இந்த புத்தகத்தைக் கொடுங்கள் . \n inta puttakattaik koṭuṅkaḷ . \n this book-acc give-you .
obj(கொடுங்கள், புத்தகத்தைக்)
obj(koṭuṅkaḷ, puttakattaik)
obj(give-you, book-acc)

Source example: sent_id = 14.

iobj: indirect object

Marks a recipient- or benefactive-like core object when another object is present. Although the indirect object (iobj) is marked using the dative suffix (-kku / -க்கு), not all dative-marked nouns function as an iobj.
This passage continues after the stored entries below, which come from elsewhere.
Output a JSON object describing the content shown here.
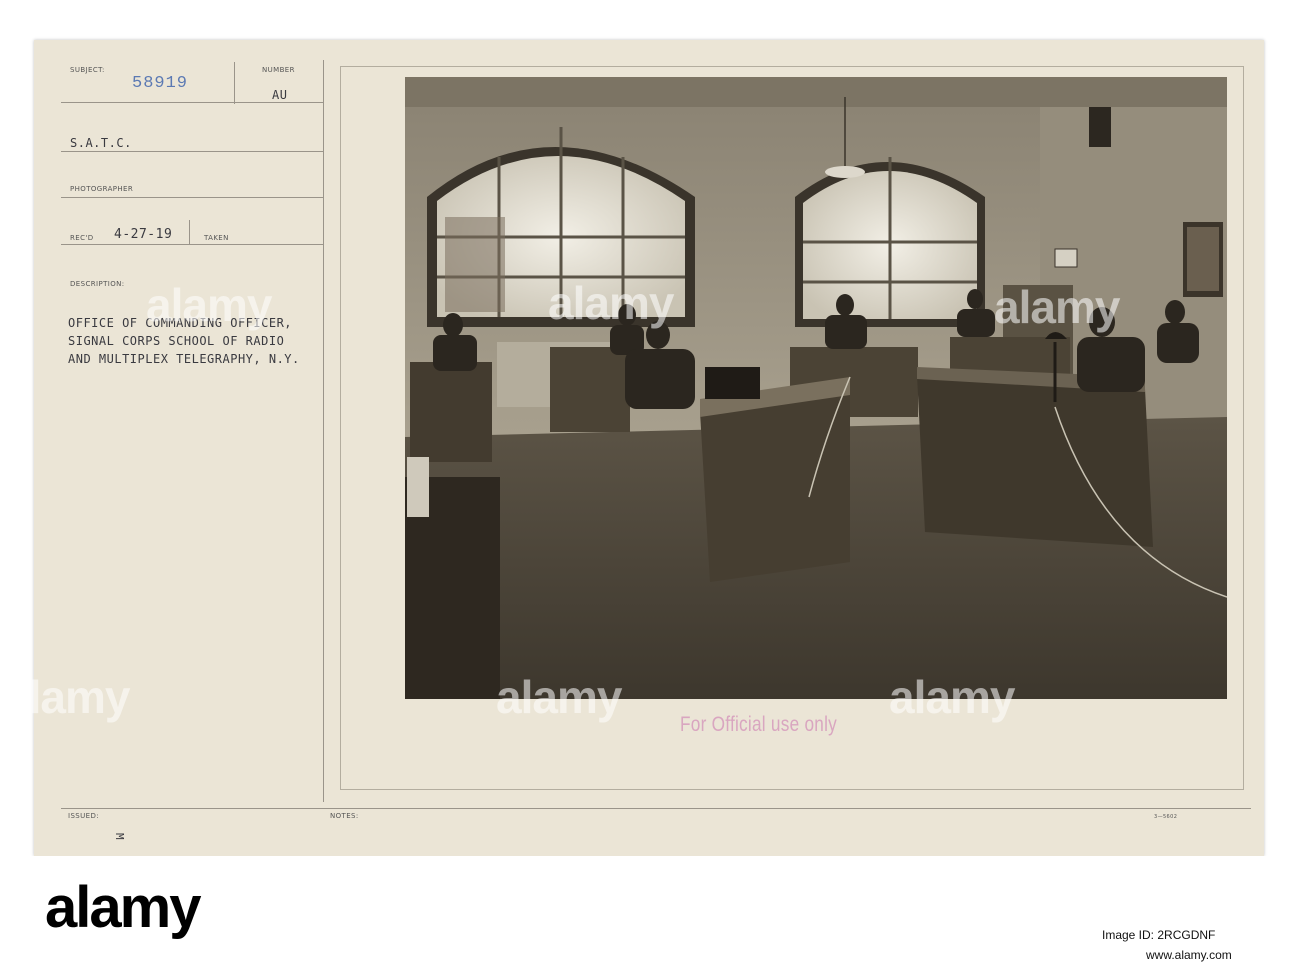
{
  "card": {
    "subject_label": "SUBJECT:",
    "number_label": "NUMBER",
    "number_stamp": "58919",
    "number_suffix": "AU",
    "subject_text": "S.A.T.C.",
    "photographer_label": "PHOTOGRAPHER",
    "recd_label": "REC'D",
    "recd_date": "4-27-19",
    "taken_label": "TAKEN",
    "description_label": "DESCRIPTION:",
    "description_lines": [
      "OFFICE OF COMMANDING OFFICER,",
      "SIGNAL CORPS SCHOOL OF RADIO",
      "AND MULTIPLEX TELEGRAPHY, N.Y."
    ],
    "official_stamp": "For Official use only",
    "issued_label": "ISSUED:",
    "issued_mark": "M",
    "notes_label": "NOTES:",
    "form_number": "3—5602"
  },
  "watermark_text": "alamy",
  "footer": {
    "logo": "alamy",
    "image_id_label": "Image ID: 2RCGDNF",
    "site": "www.alamy.com"
  },
  "colors": {
    "card_background": "#ebe5d6",
    "number_stamp": "#5b79b3",
    "official_stamp": "#d9a6c0",
    "typed_text": "#3a3a40"
  }
}
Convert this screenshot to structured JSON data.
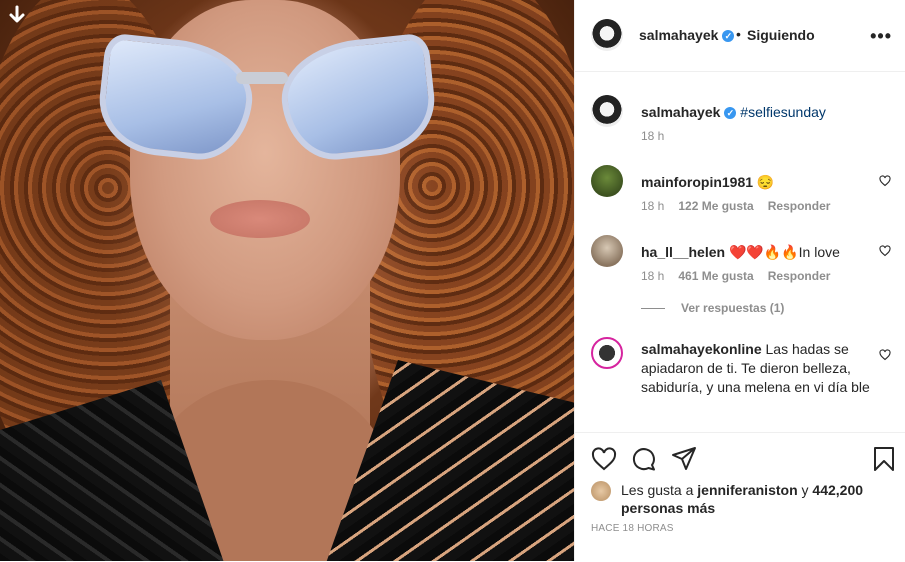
{
  "post": {
    "author": "salmahayek",
    "follow_status": "Siguiendo",
    "dot": "•",
    "more_label": "•••"
  },
  "caption": {
    "author": "salmahayek",
    "text": "#selfiesunday",
    "time": "18 h"
  },
  "comments": [
    {
      "user": "mainforopin1981",
      "text": "😔",
      "time": "18 h",
      "likes": "122 Me gusta",
      "reply": "Responder"
    },
    {
      "user": "ha_ll__helen",
      "text": "❤️❤️🔥🔥In love",
      "time": "18 h",
      "likes": "461 Me gusta",
      "reply": "Responder"
    },
    {
      "user": "salmahayekonline",
      "text": "Las hadas se apiadaron de ti. Te dieron belleza, sabiduría, y una melena en vi día ble"
    }
  ],
  "view_replies": "Ver respuestas (1)",
  "likes": {
    "prefix": "Les gusta a",
    "user": "jenniferaniston",
    "connector": "y",
    "count": "442,200 personas más"
  },
  "posted_ago": "HACE 18 HORAS",
  "icons": [
    "download-arrow-icon",
    "verified-badge-icon",
    "more-options-icon",
    "heart-icon",
    "comment-icon",
    "share-icon",
    "bookmark-icon"
  ],
  "colors": {
    "verified": "#3897f0",
    "hashtag": "#00376b",
    "muted": "#8e8e8e",
    "text": "#262626"
  }
}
Depending on the predicate, a dative nominal may instead function as a dative core object (obj) or an oblique locative (obl).

குமார் அப்பாவுக்கு ஒரு படத்தைக் காட்டினான் . \n kumār appāvukku oru paṭattaik kāṭṭiṉāṉ . \n Kumar father-dat a picture-acc saw-he .
iobj(காட்டினான், அப்பாவுக்கு)
iobj(kāṭṭiṉāṉ, appāvukku)
iobj(saw-he, father-dat)

Source example: sent_id = 23.

Clausal relations

acl: clausal modifier of noun

Marks a clause modifying a nominal.

எவன் நேற்று வந்தானோ அவன் என் தம்பி . \n evaṉ nēṟṟu vantāṉō avaṉ eṉ tampi . \n who yesterday came-who he my brother .
acl(தம்பி, வந்தானோ)
acl(tampi, வந்தானோ)
acl(brother, came-who)

Source example: sent_id = 334.

acl:relcl: relative clause modifier

Marks a relative-clause-like modifier of a noun, often expressed through Tamil relative participles - (-a/-அ). Tamil often uses relative participial forms rather than English-style relative pronouns.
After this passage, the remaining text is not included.